Amarin highlights LDL-C reduction versus placebo, which gave a great secondary efficacy endpoint statistic with a statistically significant p-value (p=0.0067), but this masked the rise in LDL cholesterol in both Vascepa arms versus baseline. The controversy comes in when you consider the baselines. The following data was taken from final ANCHOR results.
|Dosage/Time||4g Baseline||4g End||2g Baseline||2g End||Placbo Baseline||Placebo End|
|Median LDL Cholesterol (mg/dL)||82.0||83.0||82.0||87.0||84.0||88.5|
On the bright side, it seems that the negative LDL effect gets smaller as you increase dosage (median LDL mg/DL went up by only 1mg/dL in the 4g arm versus 5mg/dL in the 2g arm).
3.) Poor Outcomes For ANCHOR's Placebo Arm
Check Amarin's Q3 earnings release conference call, or read the transcript here to see that the first question that was asked was related to this controversial topic in particular:
This is Dewey Steadman for Chris Schott. I just have a quick question on a competitor. One of your competitors was out this week with data for its Omega-3 product and they commented that Vascepa results may be aided somewhat by the use of mineral oil as a placebo in the MARINE and ANCHOR studies. And can you just comment on the rationale behind the use of mineral oil instead of olive oil, like the competitor, or corn oil like the studies for Lovaza? And do you see your placebo choice as a marketing burden heading into the launch?
Joseph S. Zakrzewski - Executive Chairman and Chief Executive Officer:
Dewey, this is Joe. The FDA, through our SPAs, approved our placebo. And over the years, many companies have used olive oil, corn oil, mineral oil, we really think it's much ado about nothing. So we really don't see a difference.
The paraffin-related controversy is based on ANCHOR (and MARINE) data. There is no real explanation for the adverse effects (increases in triglycerides and cholesterol) seen in ANCHOR's placebo group at this time, but the paraffin-statin interaction idea is out there.
In ANCHOR, the placebo group (which took mineral oil) saw a 6% jump in triglyceride levels, and a 9% jump in LDL cholesterol levels. Particularly noticeable was the 15% jump in VLDL cholesterol.
There's a theory that paraffin caused this effect through interference with statin absorption (the patients in ANCHOR were all on statin therapy). Dr. Christie M. Ballantyne notes that the effect might've been a result of inflammation in the placebo patients on statin therapy, so there is an alternative that would favor the bulls.
The FDA has indeed approved Vascepa despite knowing this, although this doesn't completely eliminate the discrepancy between placebo-adjusted and baseline-adjusted performance for Vascepa at this time. If the FDA was completely risk-intolerant, Lovaza wouldn't have been approved either.
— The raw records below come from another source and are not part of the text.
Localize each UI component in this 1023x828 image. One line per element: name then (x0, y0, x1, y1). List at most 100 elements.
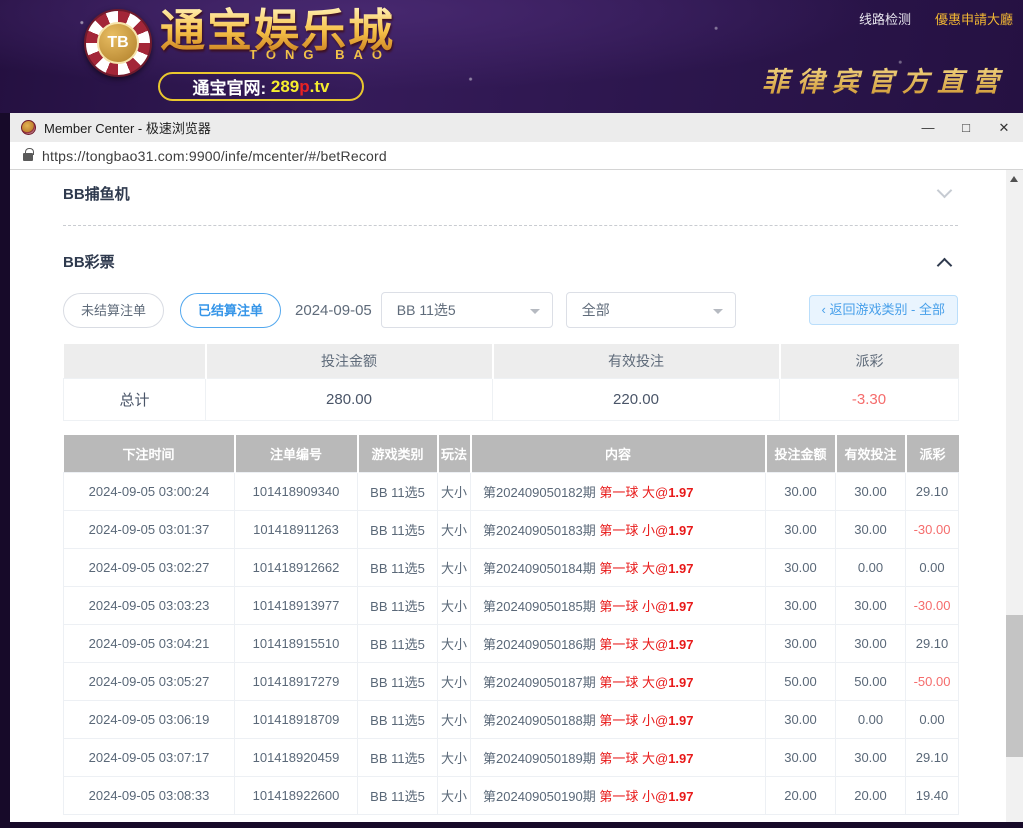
summary-total-row: 总计 280.00 220.00 -3.30 (64, 378, 959, 420)
play-type-cell: 大小 (438, 625, 471, 663)
payout-cell: -30.00 (906, 587, 959, 625)
bet-id-cell: 101418920459 (235, 739, 358, 777)
bet-time-cell: 2024-09-05 03:02:27 (64, 549, 235, 587)
bet-content-cell: 第202409050186期 第一球 大@1.97 (471, 625, 766, 663)
valid-bet-cell: 30.00 (836, 625, 906, 663)
bet-id-cell: 101418915510 (235, 625, 358, 663)
type-select[interactable]: 全部 (566, 292, 736, 328)
window-titlebar: Member Center - 极速浏览器 — □ ✕ (10, 113, 1023, 142)
bet-content-cell: 第202409050188期 第一球 小@1.97 (471, 701, 766, 739)
chevron-down-icon[interactable] (937, 183, 953, 199)
table-header-cell: 派彩 (906, 435, 959, 473)
section-lottery[interactable]: BB彩票 (63, 251, 958, 272)
bet-pick: 第一球 大@1.97 (599, 751, 693, 766)
official-label: 通宝官网: (192, 74, 266, 99)
back-to-category-button[interactable]: ‹ 返回游戏类别 - 全部 (809, 295, 959, 325)
bet-content-cell: 第202409050184期 第一球 大@1.97 (471, 549, 766, 587)
site-logo: TB 通宝娱乐城 TONG BAO (84, 5, 395, 77)
bet-period: 第202409050182期 (483, 485, 599, 500)
settled-tab[interactable]: 已结算注单 (180, 293, 281, 328)
table-header-cell: 注单编号 (235, 435, 358, 473)
table-header-row: 下注时间注单编号游戏类别玩法内容投注金额有效投注派彩 (64, 435, 959, 473)
vertical-scrollbar[interactable] (1006, 170, 1023, 822)
valid-bet-cell: 30.00 (836, 587, 906, 625)
bet-amount-cell: 30.00 (766, 739, 836, 777)
nav-line-check[interactable]: 线路检测 (859, 9, 911, 28)
bet-content-cell: 第202409050187期 第一球 大@1.97 (471, 663, 766, 701)
game-type-cell: BB 11选5 (358, 473, 438, 511)
chip-tb-label: TB (97, 22, 139, 64)
bet-amount-cell: 30.00 (766, 587, 836, 625)
summary-bet-amount: 280.00 (206, 378, 493, 420)
payout-cell: -50.00 (906, 663, 959, 701)
favicon-icon (21, 120, 36, 135)
table-header-cell: 下注时间 (64, 435, 235, 473)
address-bar[interactable]: https://tongbao31.com:9900/infe/mcenter/… (10, 142, 1023, 170)
window-title: Member Center - 极速浏览器 (44, 118, 211, 137)
official-p: p (299, 77, 309, 97)
section-fishing[interactable]: BB捕鱼机 (63, 183, 958, 204)
summary-header-cell (64, 344, 206, 378)
payout-cell: 29.10 (906, 625, 959, 663)
logo-title: 通宝娱乐城 (160, 5, 395, 57)
chevron-up-icon[interactable] (937, 258, 953, 274)
bet-period: 第202409050185期 (483, 599, 599, 614)
select-caret-icon (530, 309, 540, 314)
play-type-cell: 大小 (438, 701, 471, 739)
bet-odds: 1.97 (668, 751, 693, 766)
bet-odds: 1.97 (668, 789, 693, 804)
official-site-badge: 通宝官网: 289p.tv (158, 72, 364, 101)
unsettled-tab[interactable]: 未结算注单 (63, 293, 164, 328)
url-text[interactable]: https://tongbao31.com:9900/infe/mcenter/… (42, 148, 387, 164)
bet-content-cell: 第202409050185期 第一球 小@1.97 (471, 587, 766, 625)
bet-odds: 1.97 (668, 713, 693, 728)
valid-bet-cell: 0.00 (836, 701, 906, 739)
bet-pick: 第一球 小@1.97 (599, 523, 693, 538)
game-type-cell: BB 11选5 (358, 549, 438, 587)
bet-id-cell: 101418918709 (235, 701, 358, 739)
bet-time-cell: 2024-09-05 03:03:23 (64, 587, 235, 625)
table-row: 2024-09-05 03:05:27101418917279BB 11选5大小… (64, 663, 959, 701)
summary-header-cell: 派彩 (780, 344, 959, 378)
bet-odds: 1.97 (668, 485, 693, 500)
bet-id-cell: 101418912662 (235, 549, 358, 587)
play-type-cell: 大小 (438, 739, 471, 777)
game-type-cell: BB 11选5 (358, 739, 438, 777)
valid-bet-cell: 20.00 (836, 777, 906, 815)
date-label[interactable]: 2024-09-05 (295, 302, 372, 319)
table-row: 2024-09-05 03:04:21101418915510BB 11选5大小… (64, 625, 959, 663)
bet-time-cell: 2024-09-05 03:00:24 (64, 473, 235, 511)
bet-amount-cell: 20.00 (766, 777, 836, 815)
valid-bet-cell: 50.00 (836, 663, 906, 701)
bet-id-cell: 101418909340 (235, 473, 358, 511)
bet-amount-cell: 30.00 (766, 473, 836, 511)
payout-cell: -30.00 (906, 511, 959, 549)
bet-period: 第202409050189期 (483, 751, 599, 766)
maximize-button[interactable]: □ (947, 113, 985, 142)
bet-time-cell: 2024-09-05 03:07:17 (64, 739, 235, 777)
browser-window: Member Center - 极速浏览器 — □ ✕ https://tong… (10, 113, 1023, 822)
game-select-value: BB 11选5 (397, 300, 456, 320)
game-type-cell: BB 11选5 (358, 625, 438, 663)
official-number: 289 (271, 77, 299, 97)
bet-id-cell: 101418922600 (235, 777, 358, 815)
scroll-up-arrow-icon[interactable] (1010, 176, 1018, 182)
bet-amount-cell: 50.00 (766, 663, 836, 701)
valid-bet-cell: 0.00 (836, 549, 906, 587)
table-row: 2024-09-05 03:06:19101418918709BB 11选5大小… (64, 701, 959, 739)
game-type-cell: BB 11选5 (358, 663, 438, 701)
table-header-cell: 游戏类别 (358, 435, 438, 473)
bet-period: 第202409050186期 (483, 637, 599, 652)
scrollbar-thumb[interactable] (1006, 615, 1023, 757)
summary-total-label: 总计 (64, 378, 206, 420)
summary-table: 投注金额有效投注派彩 总计 280.00 220.00 -3.30 (63, 344, 959, 421)
valid-bet-cell: 30.00 (836, 739, 906, 777)
bet-id-cell: 101418917279 (235, 663, 358, 701)
game-type-cell: BB 11选5 (358, 701, 438, 739)
nav-promo-hall[interactable]: 優惠申請大廳 (935, 9, 1013, 28)
game-select[interactable]: BB 11选5 (381, 292, 553, 328)
bet-time-cell: 2024-09-05 03:01:37 (64, 511, 235, 549)
close-button[interactable]: ✕ (985, 113, 1023, 142)
bet-id-cell: 101418911263 (235, 511, 358, 549)
minimize-button[interactable]: — (909, 113, 947, 142)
Omega-3 bioavailability is one thing we need more data on. Placebo-adjusted results from ANCHOR were better than baseline-adjusted results (fact), although this isn't enough to discredit the drug. Lastly, there's no confirmed explanation for the jump in triglycerides and bad cholesterols in ANCHOR's placebo arm.
AMRN is still a buy (especially after an unfairly large drop on Friday, December 7th) although I will suggest that selling covered calls is preferable to holding naked long positions.
Disclosure: I am long AMRN. I wrote this article myself, and it expresses my own opinions. I am not receiving compensation for it (other than from Seeking Alpha). I have no business relationship with any company whose stock is mentioned in this article.